Preview fair was in the only fair in the same space as last year: an unused hangar at the now retired Tempelhof airport. What a great place for an art fair! The spirit of the place is completely satisfying. Last year, the fair earned high marks from me on the artistic front, but alas, not this year. A few highlights:
Mixed Greens gallery from NYC was showing pen and ink language based work by Joan Linder. These were hand copied resumés, sometimes many, many pages long, of female artists who had had children at some point in their career. Her stated point was to examine how being a woman changes the nature of a career as an artist. My take was that it was a potent comment on how the market only values resumés and status. We don't even look at the work anymore, we just look at what the artist has done and where they've shown. Very much in the same spirit as Vik Muniz' show 2 months ago at Sikkemma, it was solid, beautiful, bitter work.
Galerie Metro, also from Berlin, was showing Markus Leitsch. I don't have much to say about his human form that had been shrink-wrapped in fur as a throw rug. When I saw it, I like it so I thought I would share it with you.
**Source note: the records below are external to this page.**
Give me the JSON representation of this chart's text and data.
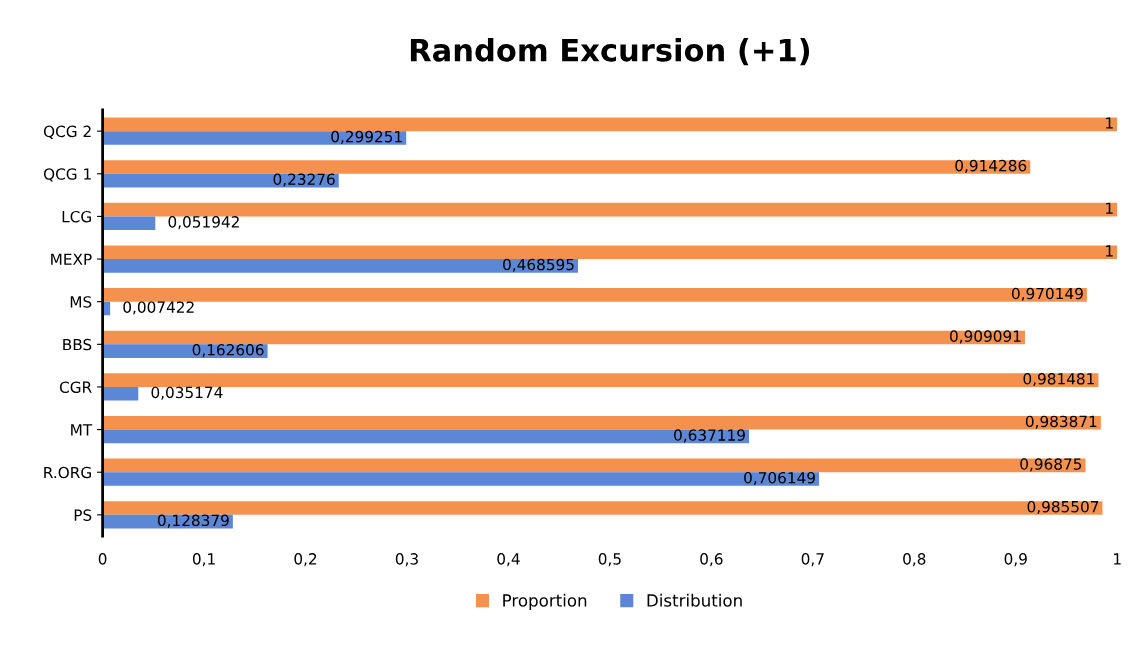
{
  "chart_data": {
    "type": "bar",
    "orientation": "horizontal",
    "title": "Random Excursion (+1)",
    "categories": [
      "QCG 2",
      "QCG 1",
      "LCG",
      "MEXP",
      "MS",
      "BBS",
      "CGR",
      "MT",
      "R.ORG",
      "PS"
    ],
    "series": [
      {
        "name": "Proportion",
        "color": "#f4914f",
        "values": [
          1,
          0.914286,
          1,
          1,
          0.970149,
          0.909091,
          0.981481,
          0.983871,
          0.96875,
          0.985507
        ],
        "value_labels": [
          "1",
          "0,914286",
          "1",
          "1",
          "0,970149",
          "0,909091",
          "0,981481",
          "0,983871",
          "0,96875",
          "0,985507"
        ]
      },
      {
        "name": "Distribution",
        "color": "#5b87d6",
        "values": [
          0.299251,
          0.23276,
          0.051942,
          0.468595,
          0.007422,
          0.162606,
          0.035174,
          0.637119,
          0.706149,
          0.128379
        ],
        "value_labels": [
          "0,299251",
          "0,23276",
          "0,051942",
          "0,468595",
          "0,007422",
          "0,162606",
          "0,035174",
          "0,637119",
          "0,706149",
          "0,128379"
        ]
      }
    ],
    "xlim": [
      0,
      1
    ],
    "xticks": [
      0,
      {
        "value": 0.1,
        "label": "0,1"
      },
      {
        "value": 0.2,
        "label": "0,2"
      },
      {
        "value": 0.3,
        "label": "0,3"
      },
      {
        "value": 0.4,
        "label": "0,4"
      },
      {
        "value": 0.5,
        "label": "0,5"
      },
      {
        "value": 0.6,
        "label": "0,6"
      },
      {
        "value": 0.7,
        "label": "0,7"
      },
      {
        "value": 0.8,
        "label": "0,8"
      },
      {
        "value": 0.9,
        "label": "0,9"
      },
      1
    ],
    "grid": false,
    "legend": "bottom"
  }
}
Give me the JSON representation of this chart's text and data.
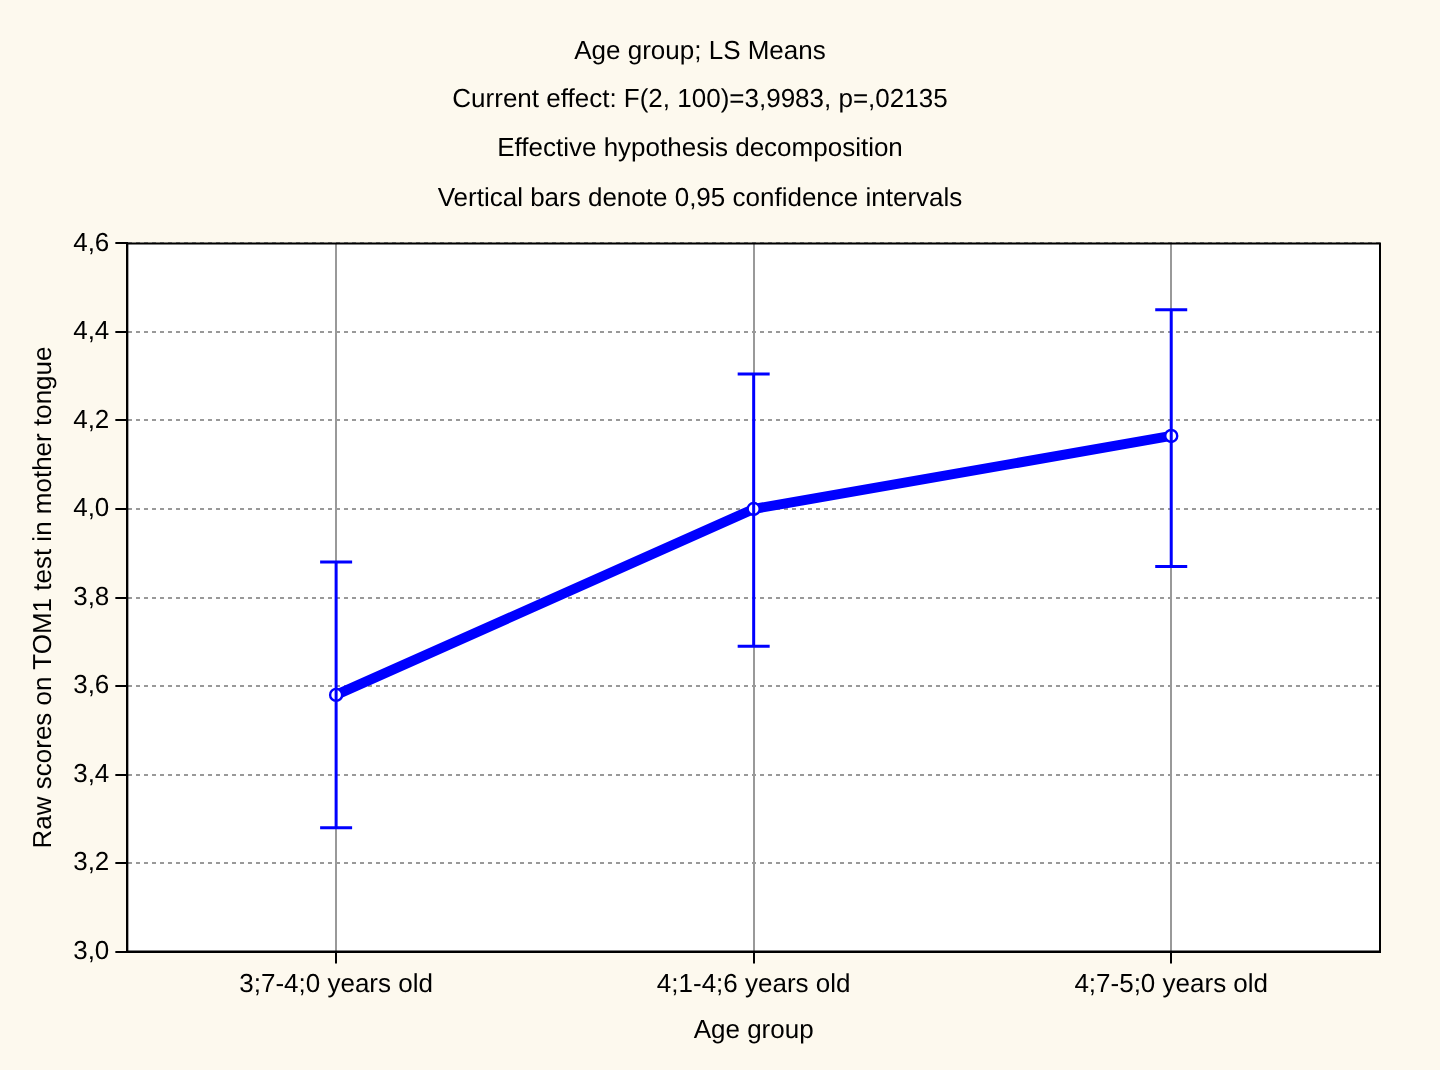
{
  "chart_data": {
    "type": "line",
    "title": "Age group; LS Means",
    "subtitle": "Current effect: F(2, 100)=3,9983, p=,02135",
    "annotations": [
      "Effective hypothesis decomposition",
      "Vertical bars denote 0,95 confidence intervals"
    ],
    "xlabel": "Age group",
    "ylabel": "Raw scores on TOM1 test in mother tongue",
    "categories": [
      "3;7-4;0 years old",
      "4;1-4;6 years old",
      "4;7-5;0 years old"
    ],
    "series": [
      {
        "color": "#0000ff",
        "values": [
          3.58,
          4.0,
          4.165
        ],
        "errors": [
          [
            3.28,
            3.88
          ],
          [
            3.69,
            4.305
          ],
          [
            3.87,
            4.45
          ]
        ]
      }
    ],
    "ylim": [
      3.0,
      4.6
    ],
    "yticks": [
      {
        "value": 3.0,
        "label": "3,0"
      },
      {
        "value": 3.2,
        "label": "3,2"
      },
      {
        "value": 3.4,
        "label": "3,4"
      },
      {
        "value": 3.6,
        "label": "3,6"
      },
      {
        "value": 3.8,
        "label": "3,8"
      },
      {
        "value": 4.0,
        "label": "4,0"
      },
      {
        "value": 4.2,
        "label": "4,2"
      },
      {
        "value": 4.4,
        "label": "4,4"
      },
      {
        "value": 4.6,
        "label": "4,6"
      }
    ],
    "grid": true,
    "marker": "circle",
    "line_style": "solid",
    "legend": false
  }
}
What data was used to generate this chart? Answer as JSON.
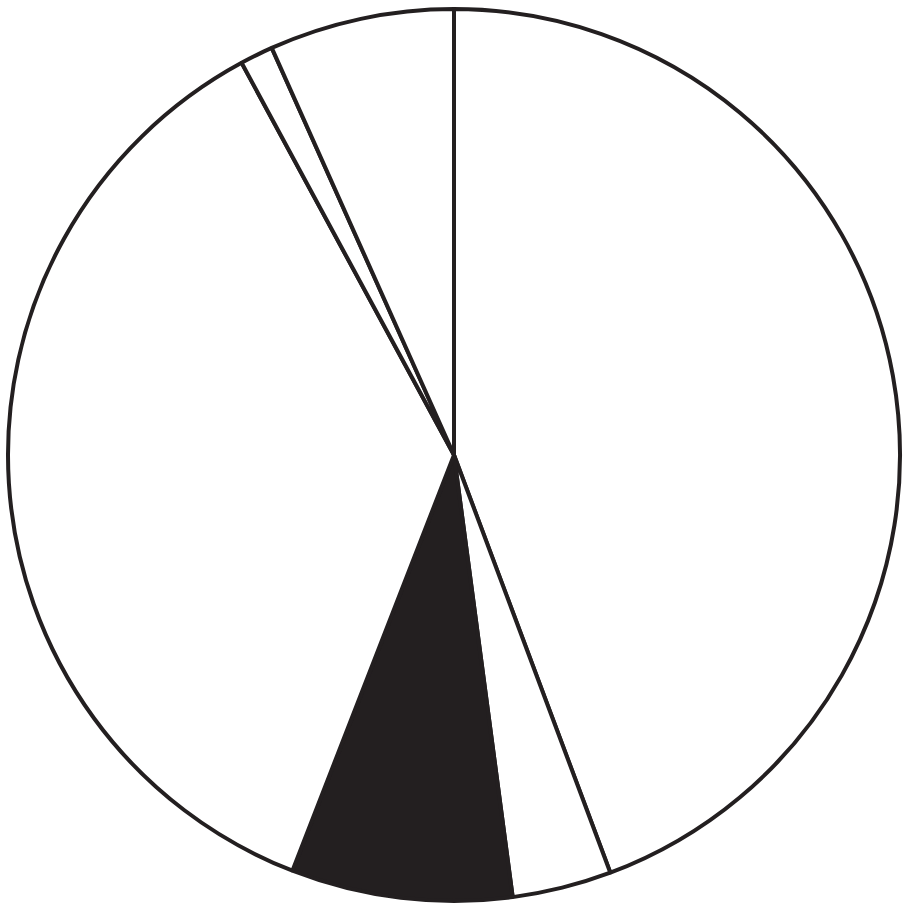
{
  "chart_data": {
    "type": "pie",
    "categories": [
      null,
      null,
      null,
      null,
      null,
      null
    ],
    "values": [
      44.3,
      3.6,
      8.0,
      36.2,
      1.2,
      6.7
    ],
    "colors": [
      "#ffffff",
      "#ffffff",
      "#231f20",
      "#ffffff",
      "#ffffff",
      "#ffffff"
    ],
    "legend": false
  }
}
Bridge fair was by far the weakest. It was in an unfortunate space that required a sherpa to navigate and climb. Collectiva Gallery from Berlin was showing another interesting Polish artist, Łukasz Gronowski. In this series, he photographs mundane, quotidian landscapes though one could sometimes miss that there is a figure or two in the picture kneeling or standing with hands clasped behind their head. Sometimes there is one figure, sometimes more. The implied narrative is open; are these people under arrest? stretching? alien? submitting to power? We don't know, but I like the questions it asks. I would be interested to see more of this artist as he develops.